Finally, a handful of recent studies have assessed individual differences in working memory, or related measures of executive 
function (see Unsworth and Redick, this volume), to see whether high and low working memory subjects benefit differently 
from retrieval practice. At the moment, the literature has produced a mixed set of results. Some studies have found that low working 
memory subjects benefit more from retrieval practice than high working memory subjects do (Agarwal et al., 2016). Other studies 
have found the opposite pattern, where high working memory subjects benefit more than low working memory subjects do (Tse 
and Pu, 2012). Still other studies have found no relationship between working memory and retrieval practice (Brewer and 
Unsworth, 2012; Chan, 2009; Pan et al., 2015; Wiklund-Hornqvist et al., 2014). Brewer and Unsworth (2012) found that measures 
of working memory and attentional control were not related to the benefits of retrieval practice, but a separate measure of episodic 
memory ability was related, with low episodic memory subjects exhibiting larger retrieval practice effects. However, Pan et al. 
(2015) used the same measures and found no relationship between working memory and retrieval practice. 

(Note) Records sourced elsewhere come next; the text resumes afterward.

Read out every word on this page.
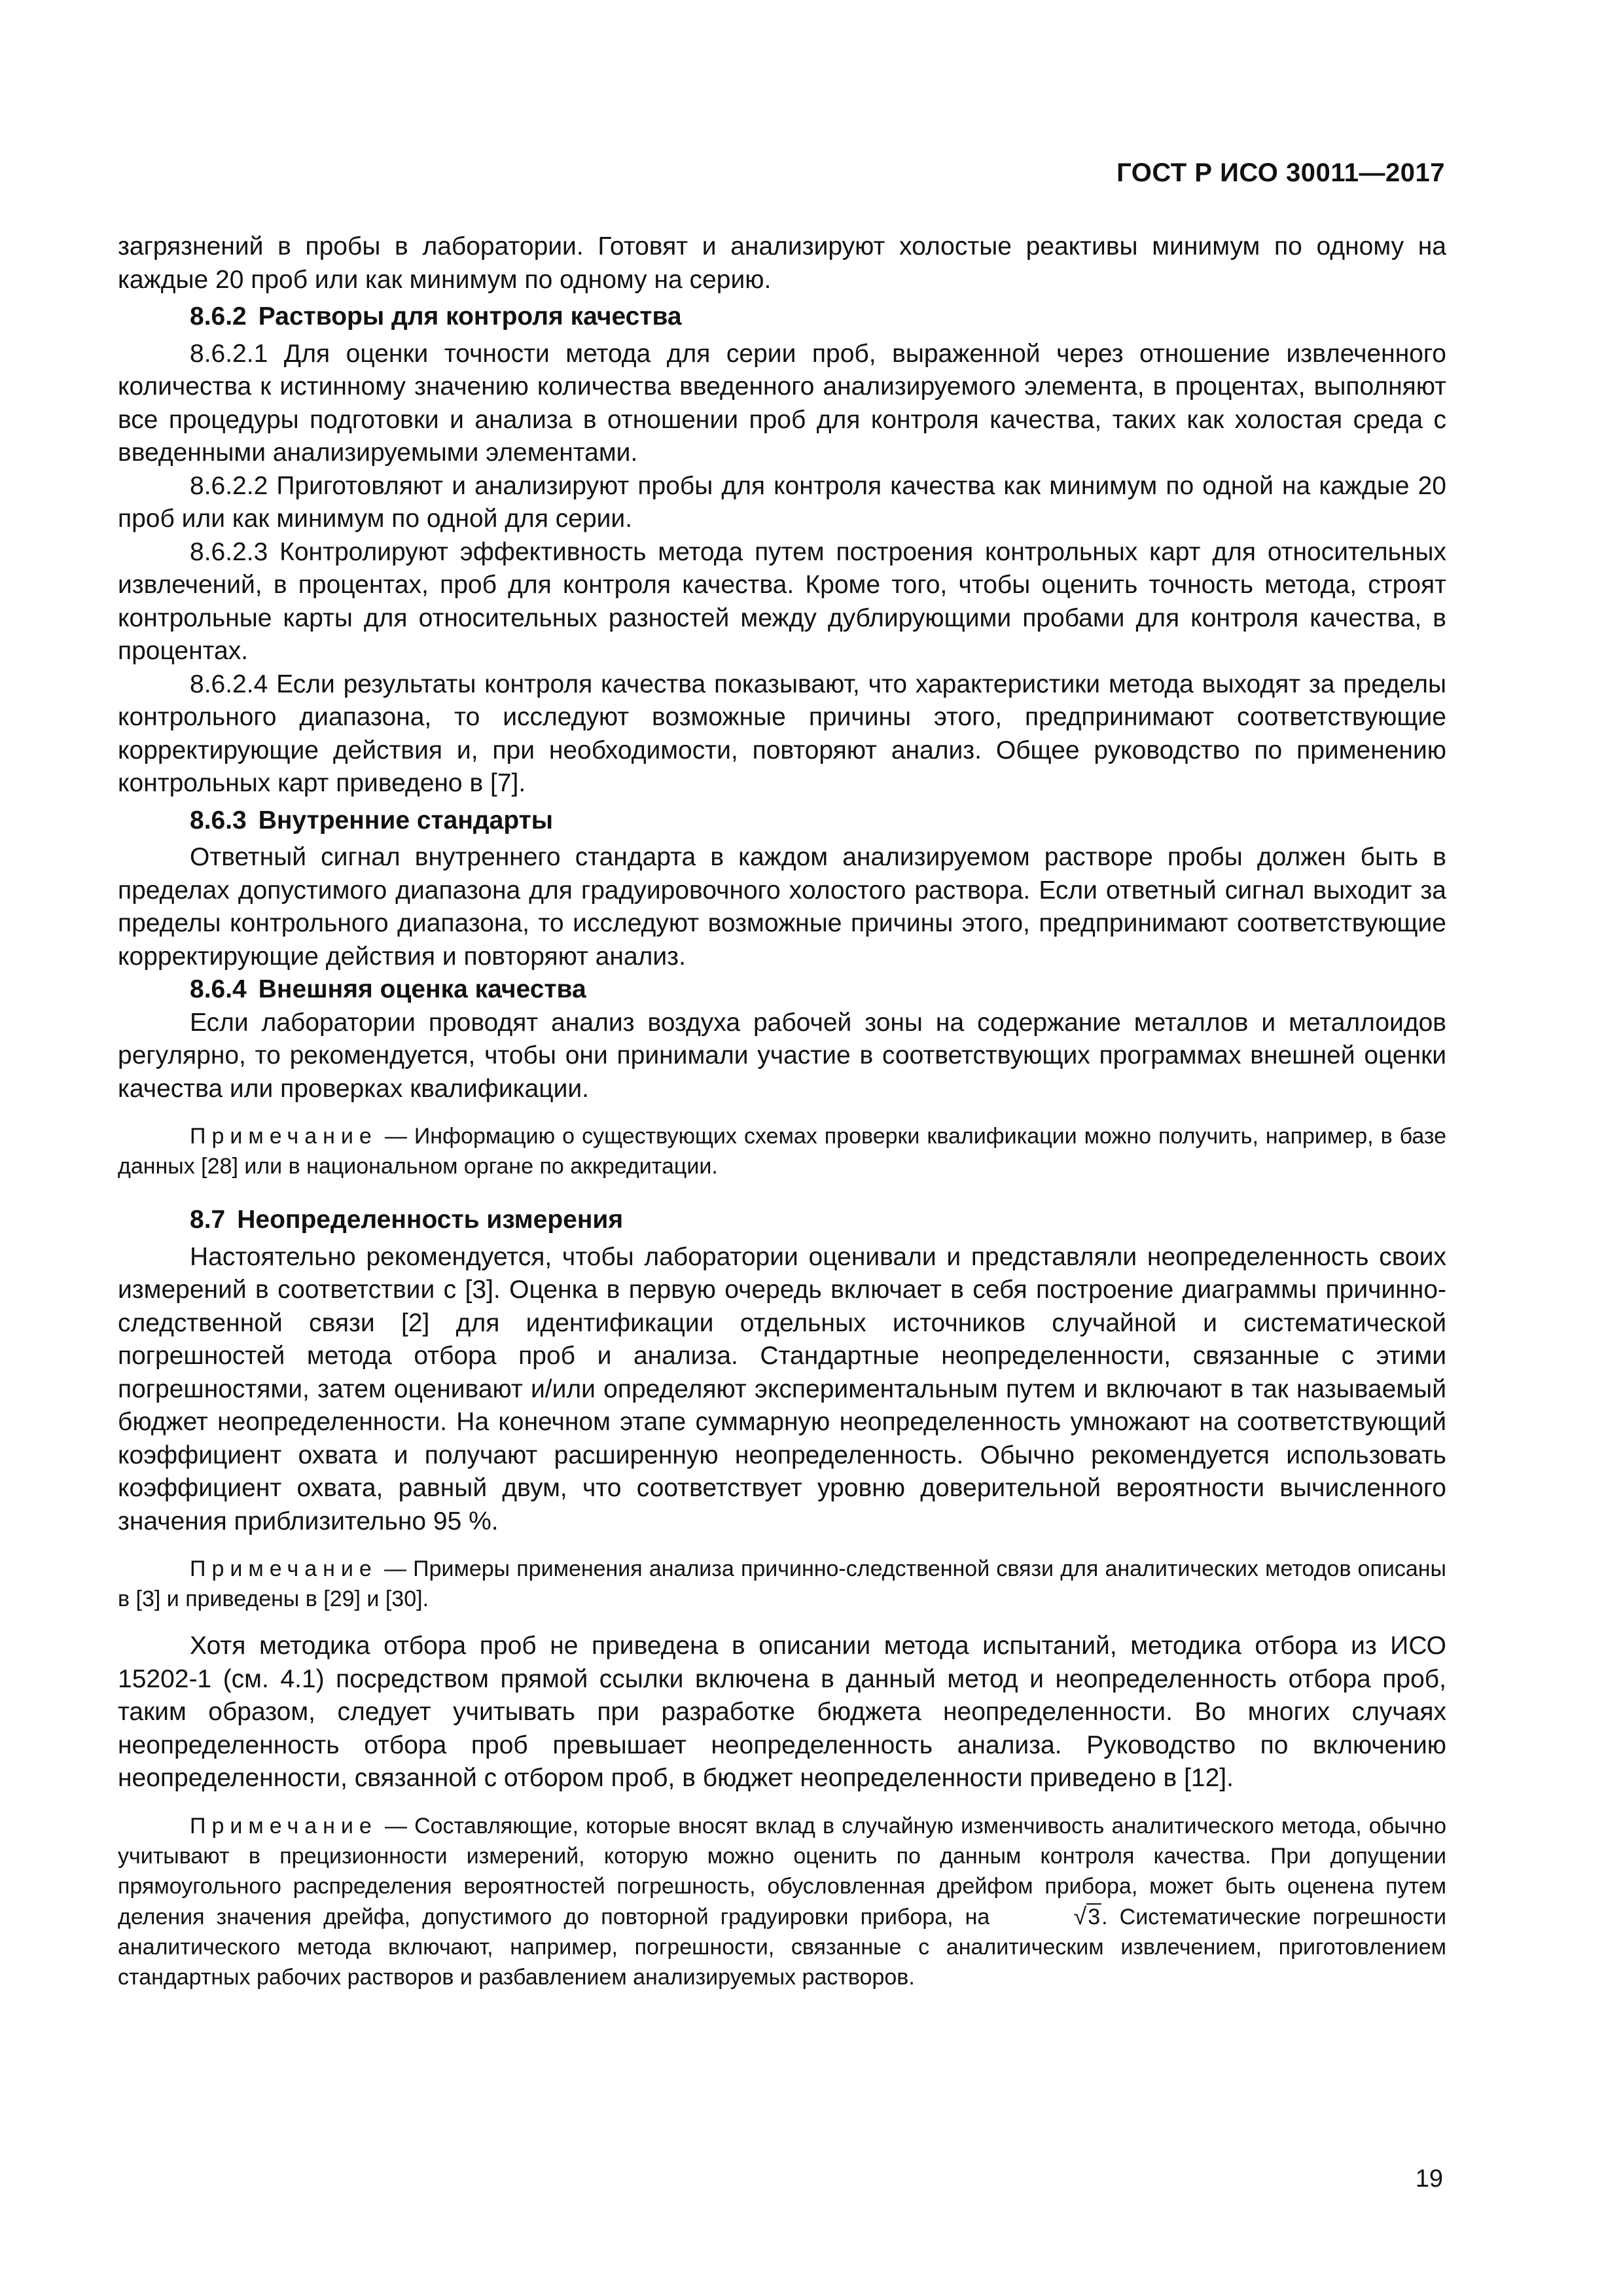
ГОСТ Р ИСО 30011—2017

загрязнений в пробы в лаборатории. Готовят и анализируют холостые реактивы минимум по одному на каждые 20 проб или как минимум по одному на серию.

8.6.2 Растворы для контроля качества

8.6.2.1 Для оценки точности метода для серии проб, выраженной через отношение извлеченного количества к истинному значению количества введенного анализируемого элемента, в процентах, выполняют все процедуры подготовки и анализа в отношении проб для контроля качества, таких как холостая среда с введенными анализируемыми элементами.

8.6.2.2 Приготовляют и анализируют пробы для контроля качества как минимум по одной на каждые 20 проб или как минимум по одной для серии.

8.6.2.3 Контролируют эффективность метода путем построения контрольных карт для относительных извлечений, в процентах, проб для контроля качества. Кроме того, чтобы оценить точность метода, строят контрольные карты для относительных разностей между дублирующими пробами для контроля качества, в процентах.

8.6.2.4 Если результаты контроля качества показывают, что характеристики метода выходят за пределы контрольного диапазона, то исследуют возможные причины этого, предпринимают соответствующие корректирующие действия и, при необходимости, повторяют анализ. Общее руководство по применению контрольных карт приведено в [7].

8.6.3 Внутренние стандарты

Ответный сигнал внутреннего стандарта в каждом анализируемом растворе пробы должен быть в пределах допустимого диапазона для градуировочного холостого раствора. Если ответный сигнал выходит за пределы контрольного диапазона, то исследуют возможные причины этого, предпринимают соответствующие корректирующие действия и повторяют анализ.

8.6.4 Внешняя оценка качества

Если лаборатории проводят анализ воздуха рабочей зоны на содержание металлов и металлоидов регулярно, то рекомендуется, чтобы они принимали участие в соответствующих программах внешней оценки качества или проверках квалификации.

Примечание — Информацию о существующих схемах проверки квалификации можно получить, например, в базе данных [28] или в национальном органе по аккредитации.

8.7 Неопределенность измерения

Настоятельно рекомендуется, чтобы лаборатории оценивали и представляли неопределенность своих измерений в соответствии с [3]. Оценка в первую очередь включает в себя построение диаграммы причинно-следственной связи [2] для идентификации отдельных источников случайной и систематической погрешностей метода отбора проб и анализа. Стандартные неопределенности, связанные с этими погрешностями, затем оценивают и/или определяют экспериментальным путем и включают в так называемый бюджет неопределенности. На конечном этапе суммарную неопределенность умножают на соответствующий коэффициент охвата и получают расширенную неопределенность. Обычно рекомендуется использовать коэффициент охвата, равный двум, что соответствует уровню доверительной вероятности вычисленного значения приблизительно 95 %.

Примечание — Примеры применения анализа причинно-следственной связи для аналитических методов описаны в [3] и приведены в [29] и [30].

Хотя методика отбора проб не приведена в описании метода испытаний, методика отбора из ИСО 15202-1 (см. 4.1) посредством прямой ссылки включена в данный метод и неопределенность отбора проб, таким образом, следует учитывать при разработке бюджета неопределенности. Во многих случаях неопределенность отбора проб превышает неопределенность анализа. Руководство по включению неопределенности, связанной с отбором проб, в бюджет неопределенности приведено в [12].

Примечание — Составляющие, которые вносят вклад в случайную изменчивость аналитического метода, обычно учитывают в прецизионности измерений, которую можно оценить по данным контроля качества. При допущении прямоугольного распределения вероятностей погрешность, обусловленная дрейфом прибора, может быть оценена путем деления значения дрейфа, допустимого до повторной градуировки прибора, на	√3. Систематические погрешности аналитического метода включают, например, погрешности, связанные с аналитическим извлечением, приготовлением стандартных рабочих растворов и разбавлением анализируемых растворов.

19
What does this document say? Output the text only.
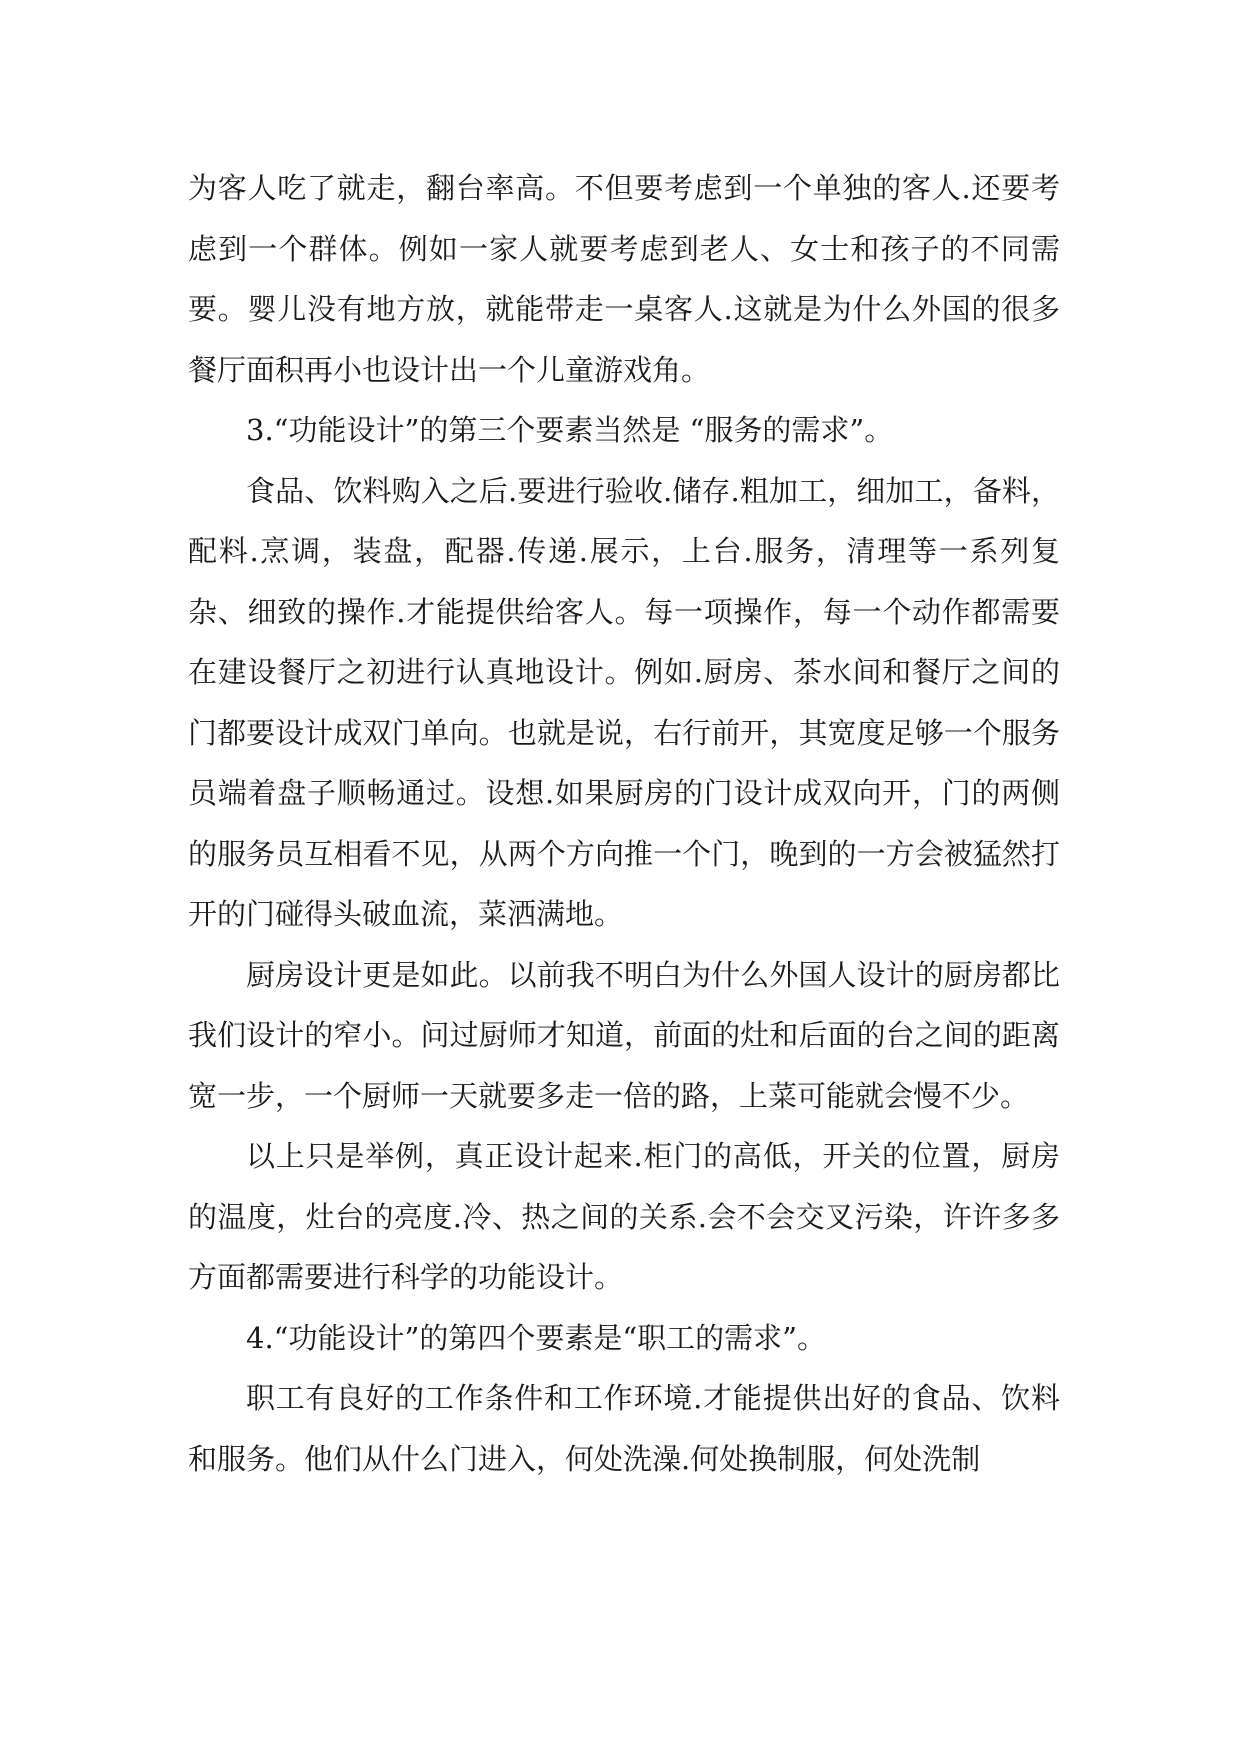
为客人吃了就走，翻台率高。不但要考虑到一个单独的客人.还要考虑到一个群体。例如一家人就要考虑到老人、女士和孩子的不同需要。婴儿没有地方放，就能带走一桌客人.这就是为什么外国的很多餐厅面积再小也设计出一个儿童游戏角。

3.“功能设计”的第三个要素当然是 “服务的需求”。

食品、饮料购入之后.要进行验收.储存.粗加工，细加工，备料，配料.烹调，装盘，配器.传递.展示，上台.服务，清理等一系列复杂、细致的操作.才能提供给客人。每一项操作，每一个动作都需要在建设餐厅之初进行认真地设计。例如.厨房、茶水间和餐厅之间的门都要设计成双门单向。也就是说，右行前开，其宽度足够一个服务员端着盘子顺畅通过。设想.如果厨房的门设计成双向开，门的两侧的服务员互相看不见，从两个方向推一个门，晚到的一方会被猛然打开的门碰得头破血流，菜洒满地。

厨房设计更是如此。以前我不明白为什么外国人设计的厨房都比我们设计的窄小。问过厨师才知道，前面的灶和后面的台之间的距离宽一步，一个厨师一天就要多走一倍的路，上菜可能就会慢不少。

以上只是举例，真正设计起来.柜门的高低，开关的位置，厨房的温度，灶台的亮度.冷、热之间的关系.会不会交叉污染，许许多多方面都需要进行科学的功能设计。

4.“功能设计”的第四个要素是“职工的需求”。

职工有良好的工作条件和工作环境.才能提供出好的食品、饮料和服务。他们从什么门进入，何处洗澡.何处换制服，何处洗制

A persistent issue in research on individual differences in retrieval practice is that high and low ability subjects (e.g., high vs. low 
working memory subjects) tend to differ in the amount of material they recall during initial retrieval practice tasks. Differences in 
initial retrieval success across conditions clouds interpretation of final test performance (see Balancing Retrieval Success and 
Retrieval Effort for elaboration). Given the disparate set of findings in the existing literature, more work is warranted to clarify 
the relationship between working memory or executive function and retrieval-based learning. 


2.27.6.2 Materials 


Research over the past decade has successfully generalized the benefits of retrieval practice across a range of materials. Several exam- 
ples provided so far in this chapter have reflected the array of materials used in retrieval practice research. Most research continues to 
use verbal materials—lists of words, word pairs, vocabulary words, facts, key term definitions, and educational texts. Retrieval prac- 
tice has also been studied in experiments with visual materials like lists of pictures (Wheeler and Roediger, 1992), pairs of faces and 
names (Tse et al., 2010), and educational materials such as videos and multimedia presentations (Butler and Roediger, 2007; 
Johnson and Mayer, 2009). This section describes research with nonverbal materials and then provides a brief look at research 
with educational texts.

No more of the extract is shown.